I grin, flipping through them. A young, long-haired Gracelyn with ten times as many freckles. Several with her tongue out, but not at the camera. He caught her sticking her tongue out at someone else. There’s one of her with her fingers in her ears. One of her sleeping on a blanket in the sun, drool all down her cheek.

“Stop!” She shakes her head. “They are terrible. It was my first summer home from college. All of my freckles had converged into one big freckle face. So embarrassing.” She covers her face.

“This one.” I set the other ones down. “I’m taking this one.”

“You’re doing no such thing.” She reaches for the picture, but I turn away from her. “Fine … at least show me which one so I can accurately plan my level of embarrassment if you show it to anyone else.”

“It’s this one.” I hold it with both hands up in the air so she can see it, but not actually reach it.

“My eyes are closed.” She rolls her eyes.

“You’re giggling. I can almost hear it. And you’re wearing a bikini. The sun is on your beautiful face. It’s … perfect.”
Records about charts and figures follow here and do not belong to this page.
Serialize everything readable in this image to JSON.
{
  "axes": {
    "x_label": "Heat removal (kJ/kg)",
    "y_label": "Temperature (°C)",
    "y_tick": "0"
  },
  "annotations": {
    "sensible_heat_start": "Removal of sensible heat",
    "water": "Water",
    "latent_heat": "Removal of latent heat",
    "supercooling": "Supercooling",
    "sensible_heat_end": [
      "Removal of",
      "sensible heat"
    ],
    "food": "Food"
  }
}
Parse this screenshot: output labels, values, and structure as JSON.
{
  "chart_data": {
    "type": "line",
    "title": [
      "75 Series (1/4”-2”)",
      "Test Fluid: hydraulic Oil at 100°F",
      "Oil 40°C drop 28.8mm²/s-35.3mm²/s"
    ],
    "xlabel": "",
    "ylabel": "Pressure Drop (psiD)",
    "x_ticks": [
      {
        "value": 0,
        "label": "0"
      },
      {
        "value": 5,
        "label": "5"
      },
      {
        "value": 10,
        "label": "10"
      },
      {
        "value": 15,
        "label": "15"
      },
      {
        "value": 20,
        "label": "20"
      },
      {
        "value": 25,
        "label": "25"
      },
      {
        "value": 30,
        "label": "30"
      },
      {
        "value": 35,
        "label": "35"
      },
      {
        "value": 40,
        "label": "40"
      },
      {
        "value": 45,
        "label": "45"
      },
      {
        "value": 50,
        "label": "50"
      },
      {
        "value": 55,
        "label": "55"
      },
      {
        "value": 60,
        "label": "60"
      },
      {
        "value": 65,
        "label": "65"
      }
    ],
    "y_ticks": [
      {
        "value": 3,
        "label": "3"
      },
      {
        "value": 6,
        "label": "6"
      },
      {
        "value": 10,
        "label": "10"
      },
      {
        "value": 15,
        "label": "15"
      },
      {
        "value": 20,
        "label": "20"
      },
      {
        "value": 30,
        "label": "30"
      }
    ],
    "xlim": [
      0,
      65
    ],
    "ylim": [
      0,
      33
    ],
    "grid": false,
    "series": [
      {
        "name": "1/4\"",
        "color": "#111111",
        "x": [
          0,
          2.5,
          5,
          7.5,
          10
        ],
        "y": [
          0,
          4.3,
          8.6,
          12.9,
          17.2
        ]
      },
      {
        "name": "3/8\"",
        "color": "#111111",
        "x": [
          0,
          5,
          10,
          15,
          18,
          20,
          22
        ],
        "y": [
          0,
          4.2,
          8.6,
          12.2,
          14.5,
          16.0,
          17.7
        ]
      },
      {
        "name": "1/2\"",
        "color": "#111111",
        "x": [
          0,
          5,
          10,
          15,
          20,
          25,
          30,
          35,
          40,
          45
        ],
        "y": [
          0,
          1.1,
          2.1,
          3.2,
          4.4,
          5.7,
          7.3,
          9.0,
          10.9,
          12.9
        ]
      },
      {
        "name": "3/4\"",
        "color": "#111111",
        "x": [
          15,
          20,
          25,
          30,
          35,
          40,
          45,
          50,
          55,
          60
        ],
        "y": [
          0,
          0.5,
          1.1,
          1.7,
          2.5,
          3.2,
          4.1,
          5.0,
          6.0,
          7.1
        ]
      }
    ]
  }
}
Her smile fades a little as she takes a second look at it. “I was trying to get some sun, and Kyle kept standing in the way, making this huge shadow over me. I was getting pissed off. He tried to apologize. I wanted nothing to do with it—stuck my lip out in a permanent frown. He bet me ten bucks he could make me laugh. I said no because I knew it meant he’d tickle me. He said he could do it without laying a finger on me. So I agreed.” She continues to study the photo, her smile slowly recovering.